Da raiva de Virginia ao descobrir a troca de bebês da irmã, Helena (Regina Duarte), ao choque por descobrir que o marido, Rafael (Odilon Wagner), tinha um relacionamento homossexual, a personagem mobilizou o público.

Coisa que não aconteceu com Arlete, de A Favorita (2008), atualmente reapresentada no Vale a Pena Ver de Novo. Na época, a Folha de S.Paulo publicou uma nota em que a atriz se dizia insatisfeita com o papel, e até ameaçou deixar a produção caso a personagem não ganhasse mais destaque. Questionada sobre o fato, porém, ela desconversa.

"É muito desagradável quando algumas situações internas vazam para a imprensa, porque nem sempre elas chegam da forma que realmente aconteceram. Eu não tenho o que dizer a esse respeito. Uma novela que já aconteceu há tanto tempo, eu já até nem me lembrava até disso. Não há muito o que falar, acho que há muito o que ver, porque A Favorita foi uma grande novela, de muito sucesso", diz.

Mais recentemente, Angela participou de Maldivas, da Netflix. Foram poucas cenas em uma participação especial. Avó de Liz (Bruna Marquezine), ela basicamente incentivou a moça a ir atrás de seu próprio passado. 

"Na verdade, o formato da série mudou um pouco, porque cada capítulo era mais longo do que foi ao ar. A duração de cada capítulo foi reduzida, e isso fez com que a história ficasse mais sucinta. Algumas coisas foram deixadas de lado, mas a série resultou muito bem, porque chegou em primeiro lugar no Brasil", afirma.

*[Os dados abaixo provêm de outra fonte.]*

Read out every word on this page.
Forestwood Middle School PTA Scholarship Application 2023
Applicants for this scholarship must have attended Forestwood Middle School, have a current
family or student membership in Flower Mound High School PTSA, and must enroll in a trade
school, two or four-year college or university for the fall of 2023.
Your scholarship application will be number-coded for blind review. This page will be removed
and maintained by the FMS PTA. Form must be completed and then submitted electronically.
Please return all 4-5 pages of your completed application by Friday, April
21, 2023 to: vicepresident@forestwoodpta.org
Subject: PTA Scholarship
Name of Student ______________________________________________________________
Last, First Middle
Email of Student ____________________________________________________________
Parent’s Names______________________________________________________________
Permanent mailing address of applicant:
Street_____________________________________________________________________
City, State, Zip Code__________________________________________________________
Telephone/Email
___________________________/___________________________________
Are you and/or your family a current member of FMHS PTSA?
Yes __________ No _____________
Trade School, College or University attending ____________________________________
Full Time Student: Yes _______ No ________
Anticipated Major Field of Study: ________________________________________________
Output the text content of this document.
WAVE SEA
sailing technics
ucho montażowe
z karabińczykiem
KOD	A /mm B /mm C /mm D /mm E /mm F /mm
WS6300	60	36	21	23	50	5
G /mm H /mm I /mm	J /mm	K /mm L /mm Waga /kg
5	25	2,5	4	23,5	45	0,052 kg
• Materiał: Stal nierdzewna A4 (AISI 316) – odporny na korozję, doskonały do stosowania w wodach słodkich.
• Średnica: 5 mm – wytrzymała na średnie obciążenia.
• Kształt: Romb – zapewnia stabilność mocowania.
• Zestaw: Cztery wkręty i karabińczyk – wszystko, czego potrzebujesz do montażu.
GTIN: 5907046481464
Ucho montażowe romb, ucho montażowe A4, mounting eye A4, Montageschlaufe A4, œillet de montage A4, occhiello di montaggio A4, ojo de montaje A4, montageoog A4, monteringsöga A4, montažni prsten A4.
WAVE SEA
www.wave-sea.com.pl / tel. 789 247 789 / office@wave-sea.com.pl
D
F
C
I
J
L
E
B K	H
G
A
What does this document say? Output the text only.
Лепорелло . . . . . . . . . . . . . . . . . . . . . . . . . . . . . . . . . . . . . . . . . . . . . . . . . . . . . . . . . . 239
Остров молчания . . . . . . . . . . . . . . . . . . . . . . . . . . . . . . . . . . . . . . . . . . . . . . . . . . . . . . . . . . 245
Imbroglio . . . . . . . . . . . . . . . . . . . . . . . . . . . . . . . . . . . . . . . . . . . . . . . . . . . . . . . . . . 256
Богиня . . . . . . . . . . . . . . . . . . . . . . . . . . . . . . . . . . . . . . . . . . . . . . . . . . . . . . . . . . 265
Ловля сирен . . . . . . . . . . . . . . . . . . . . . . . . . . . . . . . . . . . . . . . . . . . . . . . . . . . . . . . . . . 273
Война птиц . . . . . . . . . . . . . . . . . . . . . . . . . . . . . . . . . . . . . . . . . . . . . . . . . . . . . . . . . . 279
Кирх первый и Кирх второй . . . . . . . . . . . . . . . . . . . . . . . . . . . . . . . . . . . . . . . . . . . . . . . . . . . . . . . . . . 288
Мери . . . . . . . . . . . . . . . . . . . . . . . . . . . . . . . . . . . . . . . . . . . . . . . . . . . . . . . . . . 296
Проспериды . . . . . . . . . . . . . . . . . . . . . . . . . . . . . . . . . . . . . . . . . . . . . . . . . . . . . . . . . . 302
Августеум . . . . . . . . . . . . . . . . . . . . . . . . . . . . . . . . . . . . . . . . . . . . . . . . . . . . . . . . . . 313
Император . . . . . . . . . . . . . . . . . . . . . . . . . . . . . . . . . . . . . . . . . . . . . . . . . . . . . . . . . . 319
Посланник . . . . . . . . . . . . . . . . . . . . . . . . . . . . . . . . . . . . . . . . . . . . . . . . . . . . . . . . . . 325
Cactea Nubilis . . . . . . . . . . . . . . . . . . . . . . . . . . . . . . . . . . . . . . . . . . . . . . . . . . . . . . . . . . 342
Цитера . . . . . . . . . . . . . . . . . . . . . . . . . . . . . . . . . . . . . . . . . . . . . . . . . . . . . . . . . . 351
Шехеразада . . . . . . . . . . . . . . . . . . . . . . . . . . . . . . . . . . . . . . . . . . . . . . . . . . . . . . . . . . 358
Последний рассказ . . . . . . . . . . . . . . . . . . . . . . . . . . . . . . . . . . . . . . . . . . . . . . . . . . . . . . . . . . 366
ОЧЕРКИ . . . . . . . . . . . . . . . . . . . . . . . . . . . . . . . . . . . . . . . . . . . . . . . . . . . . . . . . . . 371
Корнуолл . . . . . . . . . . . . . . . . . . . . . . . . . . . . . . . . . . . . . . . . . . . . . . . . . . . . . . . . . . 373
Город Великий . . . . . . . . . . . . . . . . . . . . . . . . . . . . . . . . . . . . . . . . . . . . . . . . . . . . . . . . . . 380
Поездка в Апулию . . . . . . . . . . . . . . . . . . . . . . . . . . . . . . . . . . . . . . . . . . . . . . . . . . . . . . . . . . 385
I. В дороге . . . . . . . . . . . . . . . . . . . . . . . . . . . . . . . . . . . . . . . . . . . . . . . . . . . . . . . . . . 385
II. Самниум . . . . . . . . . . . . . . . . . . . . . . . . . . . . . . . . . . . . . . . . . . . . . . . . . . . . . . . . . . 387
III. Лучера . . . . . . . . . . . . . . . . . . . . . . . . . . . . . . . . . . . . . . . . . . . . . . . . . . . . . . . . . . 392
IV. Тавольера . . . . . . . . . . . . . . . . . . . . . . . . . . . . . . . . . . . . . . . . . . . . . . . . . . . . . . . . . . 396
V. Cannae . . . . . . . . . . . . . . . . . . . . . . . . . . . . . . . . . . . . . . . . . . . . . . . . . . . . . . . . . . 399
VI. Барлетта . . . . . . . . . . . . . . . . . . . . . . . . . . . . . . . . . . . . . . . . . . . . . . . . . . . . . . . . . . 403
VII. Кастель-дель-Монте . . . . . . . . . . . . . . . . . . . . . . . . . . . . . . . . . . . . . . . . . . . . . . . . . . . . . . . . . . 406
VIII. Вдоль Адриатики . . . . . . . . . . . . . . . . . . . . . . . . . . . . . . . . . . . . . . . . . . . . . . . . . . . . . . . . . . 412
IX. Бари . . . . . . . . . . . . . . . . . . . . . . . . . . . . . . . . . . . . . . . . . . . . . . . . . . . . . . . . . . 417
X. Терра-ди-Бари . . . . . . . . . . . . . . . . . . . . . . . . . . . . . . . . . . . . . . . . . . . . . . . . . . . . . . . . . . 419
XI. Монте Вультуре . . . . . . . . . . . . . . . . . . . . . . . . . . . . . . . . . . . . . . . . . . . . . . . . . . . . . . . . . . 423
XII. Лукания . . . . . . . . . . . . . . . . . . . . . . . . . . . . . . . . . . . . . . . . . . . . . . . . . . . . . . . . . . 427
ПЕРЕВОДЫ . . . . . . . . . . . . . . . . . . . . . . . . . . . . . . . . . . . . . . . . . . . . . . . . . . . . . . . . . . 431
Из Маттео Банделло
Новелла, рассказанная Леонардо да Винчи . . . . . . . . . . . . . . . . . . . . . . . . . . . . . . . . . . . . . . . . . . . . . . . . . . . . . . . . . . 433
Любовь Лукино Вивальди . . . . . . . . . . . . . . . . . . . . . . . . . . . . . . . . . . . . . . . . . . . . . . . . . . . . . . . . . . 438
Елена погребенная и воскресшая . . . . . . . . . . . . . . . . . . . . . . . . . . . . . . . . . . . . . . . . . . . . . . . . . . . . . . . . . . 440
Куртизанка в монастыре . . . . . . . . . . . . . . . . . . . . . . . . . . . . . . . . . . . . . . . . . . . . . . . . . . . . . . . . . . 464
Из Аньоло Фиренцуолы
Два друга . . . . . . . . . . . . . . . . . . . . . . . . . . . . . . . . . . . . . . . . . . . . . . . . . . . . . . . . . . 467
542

Ela comemora o sucesso da produção --"isso nos deixa muito felizes, porque a nossa intenção é que o público veja e goste"--, mas não deixa de levantar a bandeira pela representatividade. Como definiu a pesquisadora Maria Immacolata Vassallo de Lopes, as "novelas são as narrativas da nação" e precisam representá-la. Não só as novelas, como todos os produtos audiovisuais da indústria brasileira.